Robert’s Road to Recovery Journal
Presented by the International Society for Mannosidosis & Related Diseases.
Kathleen’s Diary:
Robert’s Bone Marrow Transplant + almost eight months
Recently, I have felt like we were heading into the station and about to exit the roller coaster (I have never been very fond of roller coasters). Just as we entered the station the conductor decided to let us go around again and see if we could be frightened more the second time around.
Robert’s doctors’ had been tapering his immuno-suppressant drug, cyclosporine, from September through January and he was finally removed from it at the end of January. Dr. Cowan felt I worried too much about his counts and that if I only saw them once a month it might be better. On February 6th, an engraftment study was run with blood. This is a research and development test that the results are often in question because it is still so experimental. When I called two weeks after the blood was taken, Dr. Cowan did not want to share the results because he questioned the administering of the test. He asked me to bring Robert in to run the engraftment study again. I took Robert in on February 25th and recommended we also check his blood counts. The next afternoon, I requested the counts be faxed to me. I received a quick call back because Robert’s counts had dropped to 1.6 for white blood count and 30K for platelets (last time his platelets were checked he was at 109K). It was decided Robert should have a biopsy the next Tuesday.

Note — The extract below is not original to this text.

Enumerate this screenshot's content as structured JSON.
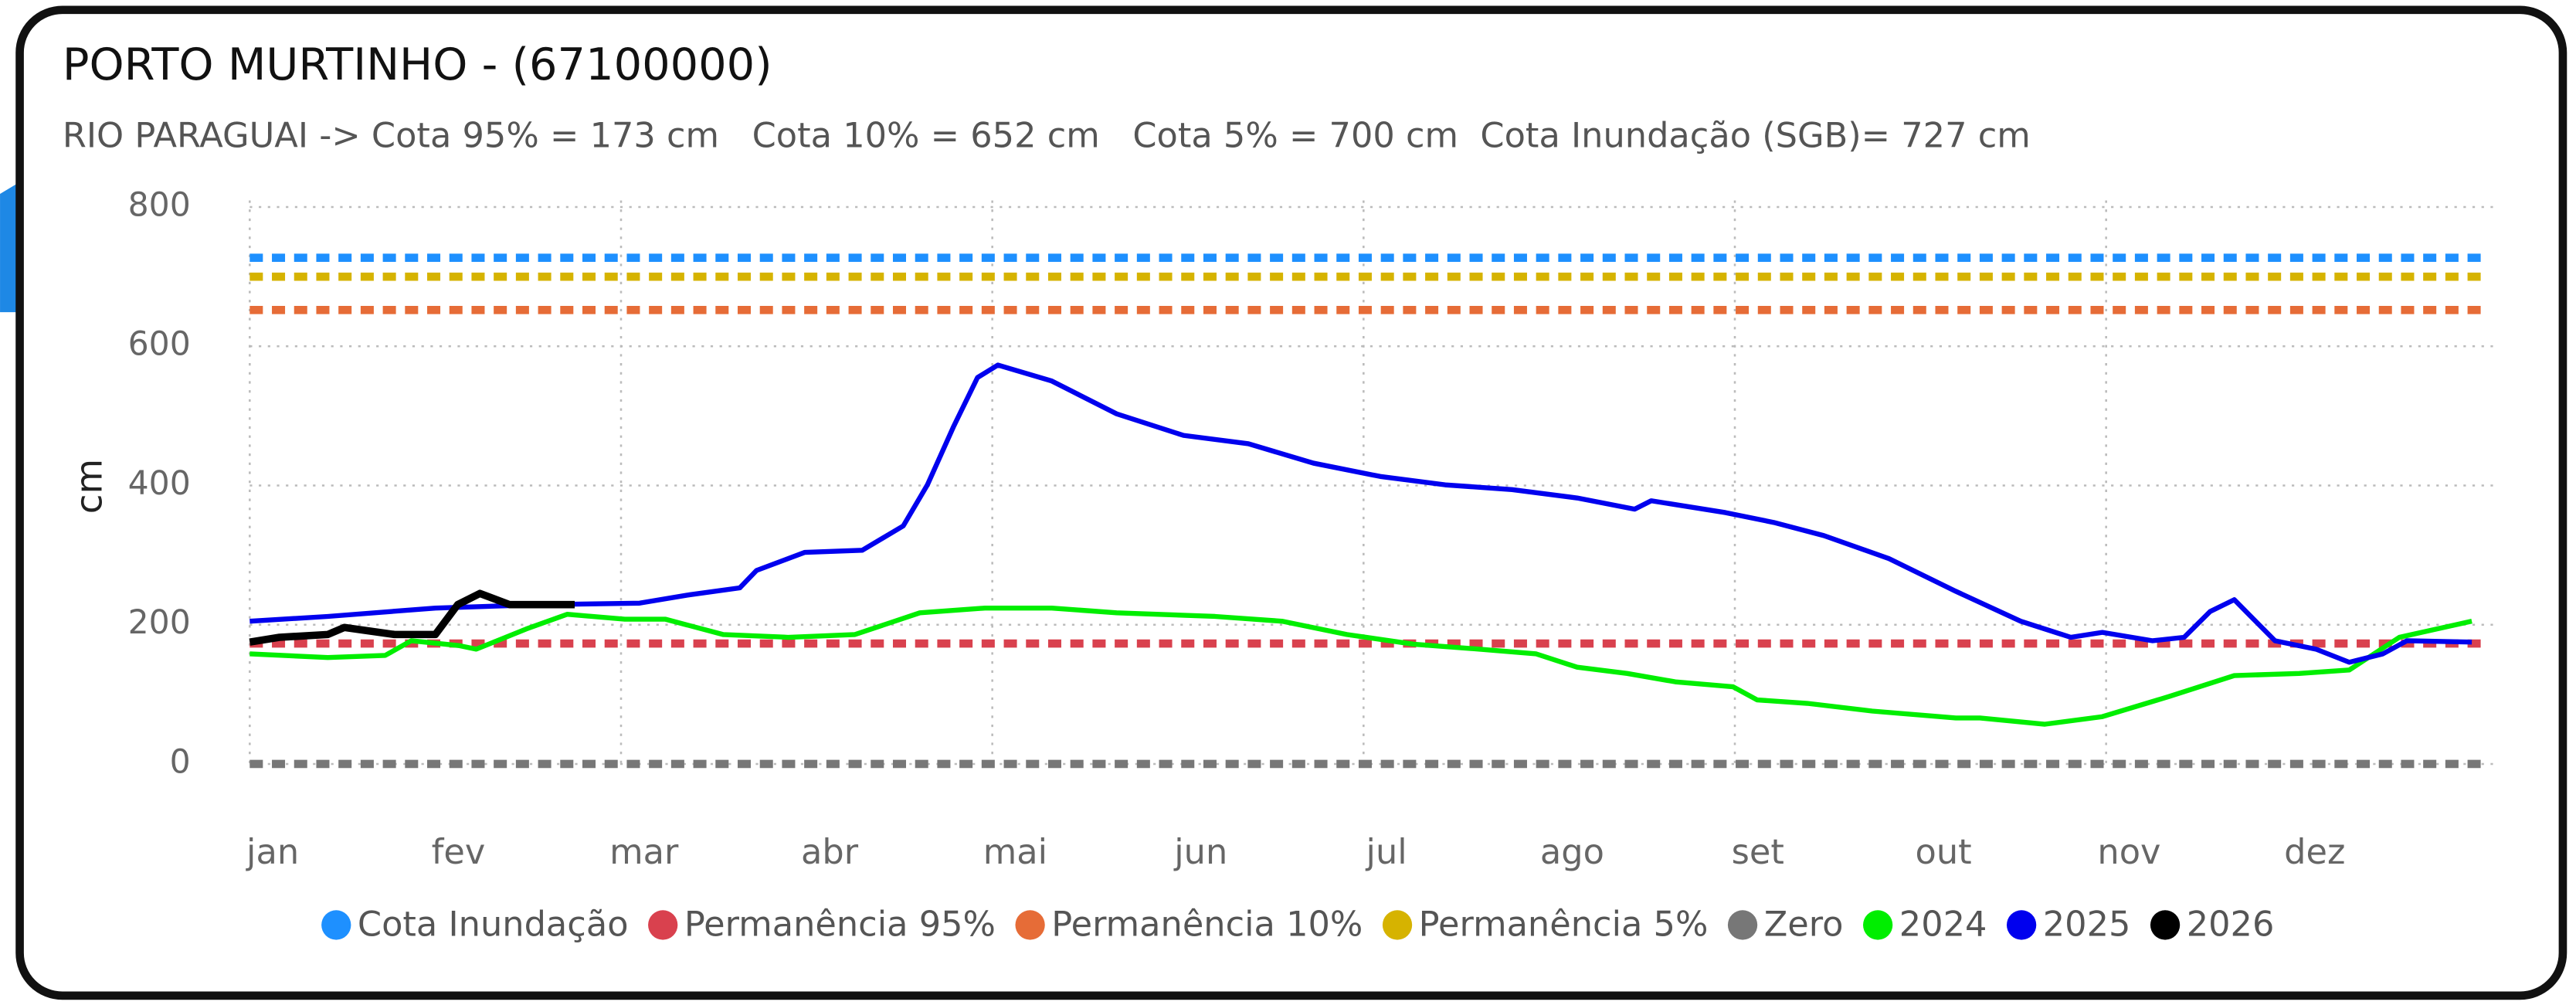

Friday, March 1st, Dr. Cowan left a message on my cell phone to call and I knew that was not a good sign. When I returned his call, it was not good news. Dr. Cowan said that the blood engraftment study showed Robert was down to only 30% percent donor cells and the rest were his. He did then tell me that the data from the last blood engraftment study (the one he did not believe) had been 50% donor. Dr. Cowan was pretty sure Robert was losing his engraftment but wanted to wait to receive the results of the biopsy and discuss it with his team before he made any decisions. I asked if he thought he took Robert off the cyclosporine too soon but he didn’t think so. Dr. Cowan said they had always been concerned that they may not have given Robert enough of his donor’s marrow. He was also concerned that maybe the marrow did not have a dense enough stem cell mix and that maybe Robert needed more.
Robert and I again went to UCSF on Wed. for his monthly treatment and clinic visit. I suggested we take blood for an enzyme test to see if he is still receiving the enzyme he needs. He is talking up a storm and his favorite phrase right now is, “You know what?”
Dr. Cowan finally received all the data in about 6:30 p.m. Friday night and called Mark with his plans. The plans are to do another bone marrow transplant with the same donor. Here is the part that needs your help; please pray that Robert’s donor will be willing to give bone marrow again. Dr. Cowan would like to use the same donor but will fresh marrow. If he can’t get new marrow, he will use the old marrow left from July. Robert would go in two days before the transplant and start a different course of chemo with a transfusion of his donor’s marrow two days later. He will loose his hair again. And even though it is the same donor and he did not suffer from graft vs. host or host vs. graft, it could occur this time.
Friday night Robert started back on cyclosporine at full dose, every eight hours. Probably the transplant is a month away, which gives each of us plenty of time to pray.